The pool enclosure must be constructed with a vapor barrier, preventing water vapor from migrating through the floor, ceiling, walls or roof. Details of how the walls and roof are connected should be thoroughly reviewed by the design team during construction. If constructed improperly, this connection point may lead to water vapor migrating to the exterior of a building and damaging internal structural elements and the facade. It is not inconceivable that a pool area will have a dew point above 70 degrees, allowing condensation to form on any adjacent surfaces, equipment and materials exhibiting lower temperatures. This condensation can damage ceiling tiles, floor systems, wall finishes and structural components. All penetrations should be sealed at electrical boxes, ductwork, fire protection systems and plumbing lines, as well as around doors and above ceilings.

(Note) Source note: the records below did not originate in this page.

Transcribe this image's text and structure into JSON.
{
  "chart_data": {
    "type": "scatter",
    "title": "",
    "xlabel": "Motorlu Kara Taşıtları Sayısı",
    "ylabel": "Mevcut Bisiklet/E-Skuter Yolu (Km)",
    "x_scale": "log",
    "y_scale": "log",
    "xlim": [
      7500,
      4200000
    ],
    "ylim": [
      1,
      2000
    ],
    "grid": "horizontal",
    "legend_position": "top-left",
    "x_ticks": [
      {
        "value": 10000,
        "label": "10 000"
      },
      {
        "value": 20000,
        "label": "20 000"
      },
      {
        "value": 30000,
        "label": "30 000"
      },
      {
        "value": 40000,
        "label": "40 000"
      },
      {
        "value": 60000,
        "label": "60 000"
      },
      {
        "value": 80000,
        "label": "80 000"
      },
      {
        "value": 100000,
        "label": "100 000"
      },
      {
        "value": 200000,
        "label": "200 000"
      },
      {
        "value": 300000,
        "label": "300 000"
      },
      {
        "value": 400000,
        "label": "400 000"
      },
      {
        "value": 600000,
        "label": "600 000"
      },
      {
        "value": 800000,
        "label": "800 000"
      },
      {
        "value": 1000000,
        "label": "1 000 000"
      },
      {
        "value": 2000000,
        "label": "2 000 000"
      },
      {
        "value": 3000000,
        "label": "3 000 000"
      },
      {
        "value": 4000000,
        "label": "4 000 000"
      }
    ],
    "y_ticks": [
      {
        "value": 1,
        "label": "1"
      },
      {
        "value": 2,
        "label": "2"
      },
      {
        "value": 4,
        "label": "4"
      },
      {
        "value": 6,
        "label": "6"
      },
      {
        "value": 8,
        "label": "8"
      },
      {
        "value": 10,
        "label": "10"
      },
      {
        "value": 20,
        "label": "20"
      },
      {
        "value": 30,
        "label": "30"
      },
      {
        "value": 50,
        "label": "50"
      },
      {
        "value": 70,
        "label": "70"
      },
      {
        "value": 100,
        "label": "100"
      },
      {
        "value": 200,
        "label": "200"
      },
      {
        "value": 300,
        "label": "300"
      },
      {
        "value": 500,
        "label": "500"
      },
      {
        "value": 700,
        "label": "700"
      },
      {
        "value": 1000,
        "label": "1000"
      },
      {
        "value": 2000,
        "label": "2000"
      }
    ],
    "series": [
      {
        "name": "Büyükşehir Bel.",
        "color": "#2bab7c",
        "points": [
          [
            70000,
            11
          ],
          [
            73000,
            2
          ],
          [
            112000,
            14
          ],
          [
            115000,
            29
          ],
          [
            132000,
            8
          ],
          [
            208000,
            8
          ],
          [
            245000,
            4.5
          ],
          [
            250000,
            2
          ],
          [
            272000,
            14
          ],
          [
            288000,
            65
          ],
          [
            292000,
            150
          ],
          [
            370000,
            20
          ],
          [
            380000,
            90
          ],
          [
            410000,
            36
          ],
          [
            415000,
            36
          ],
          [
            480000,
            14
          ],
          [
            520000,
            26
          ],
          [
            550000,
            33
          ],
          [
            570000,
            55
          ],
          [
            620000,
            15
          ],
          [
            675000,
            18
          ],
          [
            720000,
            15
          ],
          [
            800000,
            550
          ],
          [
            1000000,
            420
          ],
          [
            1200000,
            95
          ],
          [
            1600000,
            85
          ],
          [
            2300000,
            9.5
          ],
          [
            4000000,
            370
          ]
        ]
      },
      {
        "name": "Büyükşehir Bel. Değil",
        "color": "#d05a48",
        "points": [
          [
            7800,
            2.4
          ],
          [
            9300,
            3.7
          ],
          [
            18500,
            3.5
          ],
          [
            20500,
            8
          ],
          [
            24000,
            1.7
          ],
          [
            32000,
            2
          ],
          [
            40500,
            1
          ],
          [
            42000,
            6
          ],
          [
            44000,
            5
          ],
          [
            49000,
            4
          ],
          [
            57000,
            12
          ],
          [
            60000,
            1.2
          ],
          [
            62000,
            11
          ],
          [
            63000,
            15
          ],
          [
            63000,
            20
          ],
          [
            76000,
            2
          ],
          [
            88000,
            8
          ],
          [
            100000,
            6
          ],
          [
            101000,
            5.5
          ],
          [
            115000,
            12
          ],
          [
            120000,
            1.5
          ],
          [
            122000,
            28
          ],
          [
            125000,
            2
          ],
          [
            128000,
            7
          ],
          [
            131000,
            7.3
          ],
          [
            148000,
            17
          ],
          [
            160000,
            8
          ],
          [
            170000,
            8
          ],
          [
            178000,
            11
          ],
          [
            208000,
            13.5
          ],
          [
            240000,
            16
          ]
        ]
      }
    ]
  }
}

As noted here, the ultimate efficiency of the HVAC system will depend on many factors. Its manufacturer must be able to supply a product designed to operate according to the parameters previously mentioned. Operation and maintenance personnel must be adequately trained to operate whatever type of equipment is purchased. The equipment should be strategically located to provide easy access for routine maintenance and repairs; access should be provided from within the building via a stair tower or elevator. If facility staff members are not qualified or trained, consider contracting with a service company to routinely check and maintain the equipment.

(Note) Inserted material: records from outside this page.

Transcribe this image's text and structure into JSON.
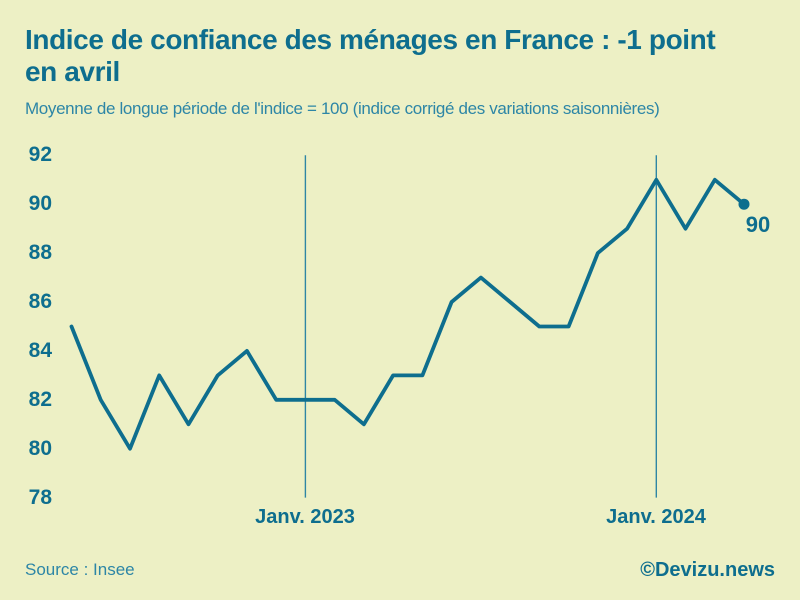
{
  "header": {
    "title_lines": [
      "Indice de confiance des ménages en France : -1 point",
      "en avril"
    ],
    "subtitle": "Moyenne de longue période de l'indice = 100 (indice corrigé des variations saisonnières)"
  },
  "chart_data": {
    "type": "line",
    "title": "Indice de confiance des ménages en France : -1 point en avril",
    "subtitle": "Moyenne de longue période de l'indice = 100 (indice corrigé des variations saisonnières)",
    "x_unit": "month",
    "x_range_note": "monthly points from May 2022 to April 2024",
    "values": [
      85,
      82,
      80,
      83,
      81,
      83,
      84,
      82,
      82,
      82,
      81,
      83,
      83,
      86,
      87,
      86,
      85,
      85,
      88,
      89,
      91,
      89,
      91,
      90
    ],
    "x_tick_labels": [
      {
        "index": 8,
        "label": "Janv. 2023"
      },
      {
        "index": 20,
        "label": "Janv. 2024"
      }
    ],
    "yticks": [
      92,
      90,
      88,
      86,
      84,
      82,
      80,
      78
    ],
    "ylim": [
      78,
      92
    ],
    "grid": false,
    "legend": "none",
    "last_point_marker": true,
    "end_point_label": "90"
  },
  "footer": {
    "source": "Source : Insee",
    "credit": "©Devizu.news"
  },
  "colors": {
    "background": "#edf0c5",
    "line": "#0e6e8e",
    "text_primary": "#0e6e8e",
    "text_secondary": "#2d86a6",
    "vline": "#2f86a4"
  }
}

Indoor pools are energy-intensive operations. Consider that HVAC systems encompass fan energy, pool-water heating, conditioning and ventilation of air, dehumidification of return air and reheating of supply air. That said, equipment manufacturers have incorporated numerous energy-saving features into their products. These include heat reclamation for domestic and pool-water heating, the preheating of ventilation air from exhaust air, and variable-speed fan systems. The HVAC equipment manufacturer should provide an estimate of annual energy consumption based upon local utility rates so that operating budgets can be established.
The indoor pool environment must be controlled continuously - 24 hours a day, seven days a week. Turning the HVAC system off at night to reduce energy consumption only creates a situation in which the space temperature decreases and the evaporation rate increases, which causes the relative humidity to increase overnight. Facilities that turn off systems at night often reopen the next morning to find windows covered in condensation, which is steadily eliminated as the system runs throughout the day. By the time the facility is ready to close again, the space is finally operating at design conditions. The system has worked all day to overcome the internal load only to be turned off again that night.

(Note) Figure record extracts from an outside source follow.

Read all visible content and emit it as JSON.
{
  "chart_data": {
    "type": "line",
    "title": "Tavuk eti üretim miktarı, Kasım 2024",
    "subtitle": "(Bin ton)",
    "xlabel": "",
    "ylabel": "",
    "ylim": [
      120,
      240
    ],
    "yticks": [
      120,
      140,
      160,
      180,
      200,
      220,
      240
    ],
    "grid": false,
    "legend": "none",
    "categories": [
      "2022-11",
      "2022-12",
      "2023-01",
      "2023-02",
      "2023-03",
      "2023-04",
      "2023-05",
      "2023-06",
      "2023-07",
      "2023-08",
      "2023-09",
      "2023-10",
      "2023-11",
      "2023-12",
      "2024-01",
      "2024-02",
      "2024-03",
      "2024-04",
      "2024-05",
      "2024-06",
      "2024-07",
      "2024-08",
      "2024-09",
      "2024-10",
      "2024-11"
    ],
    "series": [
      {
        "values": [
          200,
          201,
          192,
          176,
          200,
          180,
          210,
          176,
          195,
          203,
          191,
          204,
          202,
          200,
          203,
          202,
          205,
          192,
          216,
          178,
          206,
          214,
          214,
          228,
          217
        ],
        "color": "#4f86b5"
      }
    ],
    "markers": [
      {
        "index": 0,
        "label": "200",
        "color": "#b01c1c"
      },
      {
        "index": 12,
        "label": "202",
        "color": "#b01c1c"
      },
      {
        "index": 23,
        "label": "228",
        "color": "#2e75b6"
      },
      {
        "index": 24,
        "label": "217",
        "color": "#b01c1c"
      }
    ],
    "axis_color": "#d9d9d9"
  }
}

As a facility operator or design professional, it's important to understand that controlling the indoor pool environment begins with defining the types of pools and activities to be provided; understanding the relationship between water temperature, air temperature, air velocity and relative humidity; and verifying that the building enclosure is tight and that the mechanical system is operating correctly. If left to vaporize and condense unchecked, water can damage an aquatic facility's appearance and reputation, as well as its ability to operate efficiently. Don't let the moisture menace take over your indoor aquatics center.